礼金、仲介手数料、保証金…不動産関連の出費は大きい
開業時、最初の契約のときにかかるものとしては、「礼金」、「仲介手数料」、「保証金」などがあります。
「礼金」は慣習で契約時に家賃の一か月分くらいを大家さんに払うことが多いです。「仲介手数料」は、大家さんとの間に入って、手続きなどを担当する、不動産屋さんに支払う手間賃です。
「保証金」は「敷金」という名目のこともありますが、通常の賃貸借契約では、内容はほぼ同じです。「保証金」は契約の際に大家さんにいったん預けておいて、退去のときに返ってくるものです。これは返ってくるお金なので経費にはなりません。けれどお店を出ていかない限り、戻ってきません。
つまり、二〇〇万円とか三〇〇万円とか、物件によっては五〇〇万円の現金が、大家さんに預けたまま、ずっと寝てしまうかたちになるのです。預けたままで何も生み出しはしませんから、少なくおさえられるにこしたことはありません。
ほかに開業後にかかるものとしては、「更新料」や「保証金償却」というものがあります。
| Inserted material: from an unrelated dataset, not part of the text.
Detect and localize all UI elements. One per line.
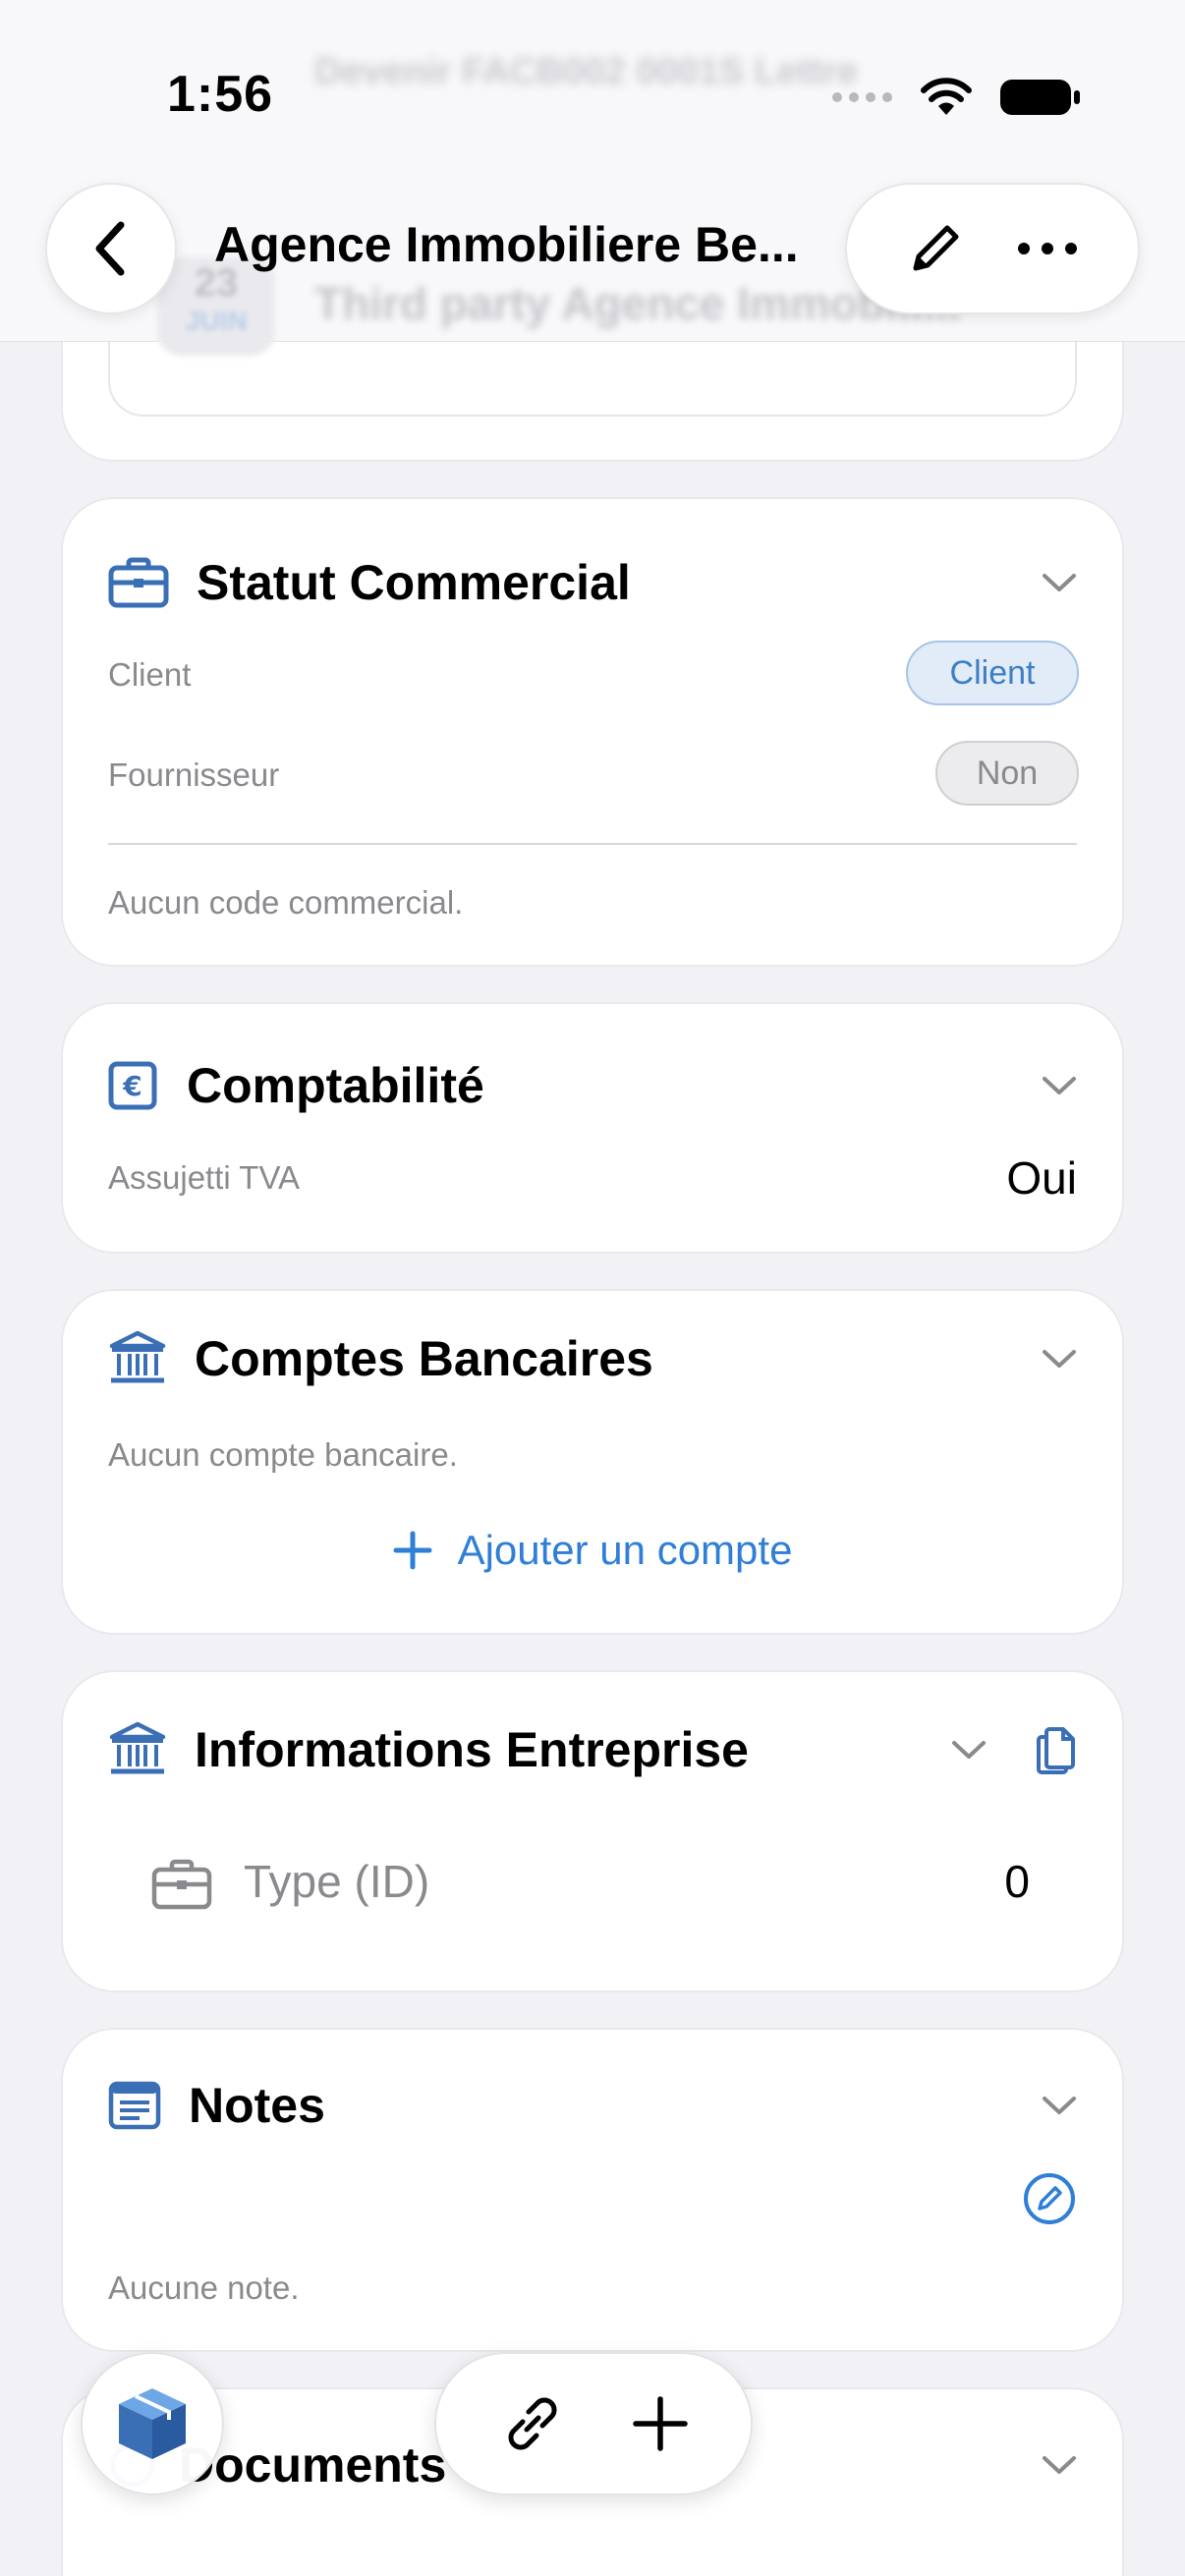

「更新料」は、契約を更新する際に、家賃の一か月分程度を大家さんに支払うことが多く、不動産屋さんが更新事務をする場合は、不動産屋さんに支払う事務手数料なども必要になります。
「保証金償却」というのは、これも契約の条件によりますが、保証金を解約時には何%か償却するという、条件になっている場合が多いです。これはどういうことかというと、仮に二〇%償却という条件であれば、「三〇〇万円保証金を預けたとしても、物件を退去するときには、六〇万円償却されて、二四〇万円しか戻らない」ということです。
お店の移動というのは、あまり頻繁には考えられないですし、仮にあったとしても先のことでしょうから、そんなに重要な話ではないかもしれません。ただ、出費はないに越したことはありません。
こういった家賃そのもの以外の条件は、本当にケースバイケースになります。シンプルに保証金だけで、更新料もなし、保証金償却もなし、というようなケースもあれば、入居時に保証金以外に、礼金も払う場合や、契約更新ごとに更新料を払い、さらに保証金も償却されるというような契約もあったりします。
借りる側からみれば、払う金額は少ないに越したことはないのですが、相手があることなので、全部を有利にもっていくというのは難しいかもしれません。
大切なのは、「こういうさまざまな要素があるということをわかったうえで、交渉する」ということだと思います。当然、不動産業者の意見を聞くことにもなりますが、結局は相場を見て、どの程度が妥当なのかというのを自分で判断していかなければならないということになります。
契約内容で分からない点は、必ず不動産屋に確認を
注意点としてこんな物件もあります、という例をお話しします。あるお客様でこういうケースがありました。
①保証金の積み増しが賃貸借契約の更新の条件になっている
契約期間が二年や三年になっていて、契約を更新する場合には保証金を積み増ししなければならない。つまり、一か月の家賃が二〇万円だとして二か月分を積み増しなさいというかたちになると、更新のたびに四〇万円を積み増ししなければならないことになります。更新料なら経費になるので、まだよいのですが、保証金だと経費にはなりません。
②保証金を際限なく償却されてしまう
通常の契約ならば、退去時に保証金の何%を償却します、というかたちが多いのです。しかし、この「保証金の償却を永遠に行う物件」がありました。これは一年ごとに、例えば五%償却しますという条件がついています。これでは二〇年入居していると、最初に預けた保証金が全部なくなってしまいます。
すると、退去時に内装などを全部元通りにしなければならないというときに、追加でお金をとられることになります。
こういうことは、知らないと「そういうものか」と思って契約してしまいがちです。こういったところを知ったうえで、相場と照らし合わせて契約してほしいと思います。契約内容でよくわからない点は、不動産屋さんにも聞いて、よく確認しておきましょう。